Audrius Andrijauskas has completed PhD at the age of 46 from Vilnius University Faculty of Medicine, Lithuania. He is Associate Professor of anesthesiology and intensive care. In last 5 years, he has published 13 papers in peer-reviewed journals, also delivered 20 oral presentations during international scientific events including 32nd SSAI Congress (Finland, 2013), 3rd World Congress of TIVA-TCI (Singapore, 2011), International Conference on Drug Discovery and Therapy (UAE, 2012), Baltic Transfusion Practice Conferences (1st-5th), International Baltic Congresses of Anesthesiology and Intensive Care (2nd-6th). He is an inventor on US Patent 7,788,045_B2, non-provisional US patent application 2011/057,362 and International application US/EU61/692,904.


Outcomes after major surgery are highly dependent on perioperative patient optimization. Maintaining appropriate blood pressure is very important. Fluid bolus is conventionally for treatment of hypotension. However, brisk administration of crystalloids may lead to edema and worsen outcomes. Surprisingly, despite lower volume requirement, administration of colloids may show no clinical benefit compared to maintaining zero fluid balance. Even more, colloids may cause edema by facilitating interstitial accumulation of co-administrated crystalloids. That may explain why the goal directed therapy (GDT) guided by hemodynamic parameters is sometimes related to worse outcomes. Since benefits of GDT remains controversial, the historic debate over liberal vs. restrictive strategy continues. However, even consensus fluid volume attributable to these strategies is missing. Thus, research is currently focusing on individual and surgery specific approaches.
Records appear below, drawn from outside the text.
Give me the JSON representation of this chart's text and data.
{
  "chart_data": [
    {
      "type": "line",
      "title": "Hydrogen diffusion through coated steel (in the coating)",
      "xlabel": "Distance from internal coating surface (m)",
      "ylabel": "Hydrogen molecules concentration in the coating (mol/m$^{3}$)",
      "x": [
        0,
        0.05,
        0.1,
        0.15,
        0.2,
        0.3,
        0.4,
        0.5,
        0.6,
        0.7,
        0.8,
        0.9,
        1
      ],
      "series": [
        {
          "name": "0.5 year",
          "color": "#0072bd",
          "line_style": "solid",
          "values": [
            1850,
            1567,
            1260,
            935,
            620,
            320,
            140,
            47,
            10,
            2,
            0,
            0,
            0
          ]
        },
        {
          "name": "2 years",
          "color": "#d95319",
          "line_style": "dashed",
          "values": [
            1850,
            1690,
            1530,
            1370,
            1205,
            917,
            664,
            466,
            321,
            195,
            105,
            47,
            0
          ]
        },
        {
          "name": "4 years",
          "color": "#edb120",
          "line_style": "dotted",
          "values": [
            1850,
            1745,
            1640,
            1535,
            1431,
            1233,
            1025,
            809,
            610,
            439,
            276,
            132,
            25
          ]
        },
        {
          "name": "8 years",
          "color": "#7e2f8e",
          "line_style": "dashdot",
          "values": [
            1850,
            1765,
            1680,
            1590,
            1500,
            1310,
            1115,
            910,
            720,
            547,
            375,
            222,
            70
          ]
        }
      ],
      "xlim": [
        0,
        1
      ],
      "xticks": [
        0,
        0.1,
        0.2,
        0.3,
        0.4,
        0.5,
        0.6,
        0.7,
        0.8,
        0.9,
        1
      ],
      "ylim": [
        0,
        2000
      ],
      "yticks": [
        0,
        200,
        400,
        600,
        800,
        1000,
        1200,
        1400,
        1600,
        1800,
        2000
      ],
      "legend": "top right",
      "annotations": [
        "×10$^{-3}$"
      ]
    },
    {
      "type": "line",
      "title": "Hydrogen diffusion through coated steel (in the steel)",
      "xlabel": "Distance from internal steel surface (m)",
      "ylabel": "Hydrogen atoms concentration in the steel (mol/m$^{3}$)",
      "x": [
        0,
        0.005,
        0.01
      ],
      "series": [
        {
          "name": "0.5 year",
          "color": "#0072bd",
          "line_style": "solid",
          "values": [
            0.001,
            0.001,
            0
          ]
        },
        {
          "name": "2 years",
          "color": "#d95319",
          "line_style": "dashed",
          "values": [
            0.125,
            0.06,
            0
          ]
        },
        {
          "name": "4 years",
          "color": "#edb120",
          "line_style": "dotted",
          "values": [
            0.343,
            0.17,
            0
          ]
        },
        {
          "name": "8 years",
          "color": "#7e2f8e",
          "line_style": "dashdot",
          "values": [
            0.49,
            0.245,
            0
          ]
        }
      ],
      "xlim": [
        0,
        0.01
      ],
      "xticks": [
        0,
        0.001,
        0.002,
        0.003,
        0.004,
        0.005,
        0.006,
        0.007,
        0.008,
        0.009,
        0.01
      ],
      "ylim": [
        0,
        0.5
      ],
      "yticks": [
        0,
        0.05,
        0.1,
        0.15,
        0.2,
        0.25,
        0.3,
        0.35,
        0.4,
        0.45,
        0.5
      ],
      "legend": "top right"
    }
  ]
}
A brand new trend follows an objective to noninvasively determine a threshold when the necessary fluid accumulation turns into edema. The mini Volume Loading Test (mVLT) was proposed for that purpose. Preliminary validation data are available from studies in healthy volunteers and major orthopedic surgery patients. Since GDT and mVLT fluid protocols are similar, we postulate that infusion should follow hemodynamic targets until signs of imminent edema are detected. Other measures should be applied for hemodynamic endpoints thereafter. Such clinical protocols are labour-consuming and require simultaneous evaluation of numerous parameters. Thus, we proposed a decision-support system and applied it in a prototype semi-closed loop infusion system. Preliminary data are available from the RCT investigating its safety and efficacy. Can we trust robotics? Shall we?